What happened: First, the Business Roundtable issued a 22-page report calling the current proxy process “unsustainable,” and making several recommendations for Congress/SEC to: 

  • Ban ESG-related shareholder proposals and make it harder for activists to submit proposals 

  • Expressly confirm the SEC’s authority to regulate proxy advisors 

  • Ban robovoting and proxy advisor consulting services 

  • Require justification for vote recommendations that contradict a board’s decision 

  • Prohibit proxy voting advice that undermines board discretion (unclear how this would work) 

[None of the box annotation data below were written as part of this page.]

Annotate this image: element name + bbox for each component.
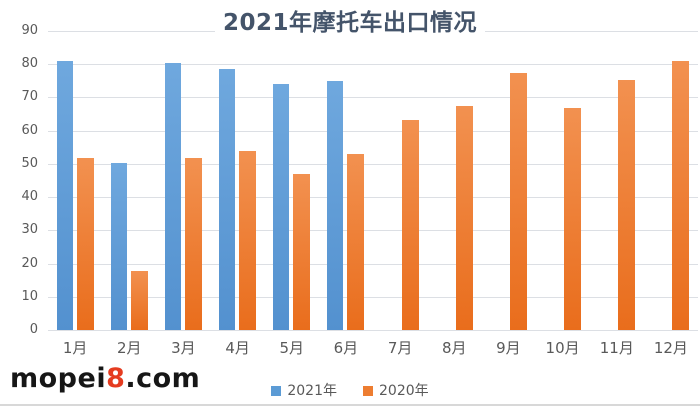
- bar-2020-m12: [672, 61, 690, 330]
- y-tick-label-80: 80: [21, 56, 38, 72]
- legend-item-2021: 2021年: [271, 380, 337, 400]
- bar-2021-m6: [327, 81, 344, 330]
- bar-2020-m7: [401, 120, 419, 330]
- gridline-60: [48, 130, 698, 132]
- bar-2020-m3: [184, 157, 202, 330]
- y-tick-label-20: 20: [21, 255, 38, 271]
- legend-swatch-2021: [271, 385, 282, 396]
- y-tick-label-50: 50: [21, 155, 38, 171]
- bar-2020-m1: [76, 157, 94, 330]
- y-tick-label-30: 30: [21, 222, 38, 238]
- x-label-m12: 12月: [653, 339, 688, 357]
- x-label-m6: 6月: [333, 339, 359, 357]
- gridline-30: [48, 230, 698, 232]
- legend-item-2020: 2020年: [363, 380, 429, 400]
- gridline-50: [48, 163, 698, 165]
- x-label-m10: 10月: [545, 339, 580, 357]
- bar-2020-m9: [509, 72, 527, 330]
- x-label-m11: 11月: [599, 339, 634, 357]
- x-label-m3: 3月: [171, 339, 196, 357]
- bar-2021-m3: [164, 63, 181, 330]
- bar-2021-m4: [219, 68, 236, 330]
- bar-2021-m5: [273, 84, 290, 330]
- y-tick-label-90: 90: [21, 23, 38, 38]
- watermark-text-prefix: mopei: [10, 363, 107, 394]
- x-label-m8: 8月: [442, 339, 467, 357]
- gridline-70: [48, 97, 698, 99]
- bar-2020-m10: [564, 107, 582, 330]
- gridline-40: [48, 197, 698, 199]
- gridline-10: [48, 296, 698, 298]
- gridline-20: [48, 263, 698, 265]
- x-label-m5: 5月: [279, 339, 305, 357]
- legend-swatch-2020: [363, 385, 373, 396]
- chart-title: 2021年摩托车出口情况: [214, 7, 485, 39]
- y-tick-label-10: 10: [21, 288, 38, 304]
- bar-2021-m1: [56, 60, 73, 330]
- bar-2020-m2: [130, 270, 148, 330]
- watermark-highlight: 8: [106, 363, 126, 394]
- bar-2020-m11: [618, 79, 636, 330]
- x-label-m9: 9月: [496, 339, 521, 357]
- bottom-divider: [0, 404, 700, 406]
- watermark: mopei8.com: [10, 363, 200, 394]
- x-label-m4: 4月: [225, 339, 250, 357]
- legend-label-2021: 2021年: [287, 383, 337, 399]
- y-tick-label-40: 40: [21, 189, 38, 205]
- gridline-0: [48, 330, 698, 331]
- bar-2020-m8: [455, 105, 473, 331]
- x-label-m7: 7月: [387, 339, 413, 357]
- y-tick-label-0: 0: [29, 322, 38, 337]
- title-row: 2021年摩托车出口情况: [0, 7, 700, 39]
- gridline-80: [48, 64, 698, 66]
- legend: 2021年 2020年: [0, 380, 700, 400]
- x-label-m1: 1月: [62, 339, 88, 357]
- y-tick-label-60: 60: [21, 122, 38, 138]
- y-tick-label-70: 70: [21, 89, 38, 105]
- bar-2020-m5: [293, 173, 311, 330]
- watermark-text-suffix: .com: [125, 363, 201, 394]
- bar-2020-m6: [347, 153, 365, 330]
- legend-label-2020: 2020年: [379, 383, 429, 399]
- x-label-m2: 2月: [117, 339, 142, 357]
- bar-2021-m2: [110, 162, 127, 330]
- bar-2020-m4: [239, 150, 257, 330]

Then, House Republicans held a hearing (provocatively titled Exposing the Proxy Advisory Cartel: How ISS & Glass Lewis Influence Markets”) intended to “shine a light on how the proxy process is functioning and, in many ways, failing today’s markets.”  

  • The Committee noted its concerns that two proxy advisors control 97% of the market, are for-profit businesses with conflicts of interest, and operate as largely unregulated quasi-regulators. 

Finally, Semafor broke an exclusive story claiming to have insider evidence that Glass Lewis is considering scrapping vote recommendations on certain ballot measures. It’s unclear whether this refers solely to non-financial issues such as ESG shareholder proposals or whether it would apply across the board (seems unlikely). The scoop notes that Glass Lewis would “help investors develop their own custom voting policies, handle the paperwork and regulatory reporting, and provide data and research” and that the change would take several years.  

Never a dull moment: The Center continues to advocate on the Hill and with the SEC for reasonable proxy advisory reform. Amid the turmoil of the next three years, this may be one area where bipartisan support is found for much needed changes to the system.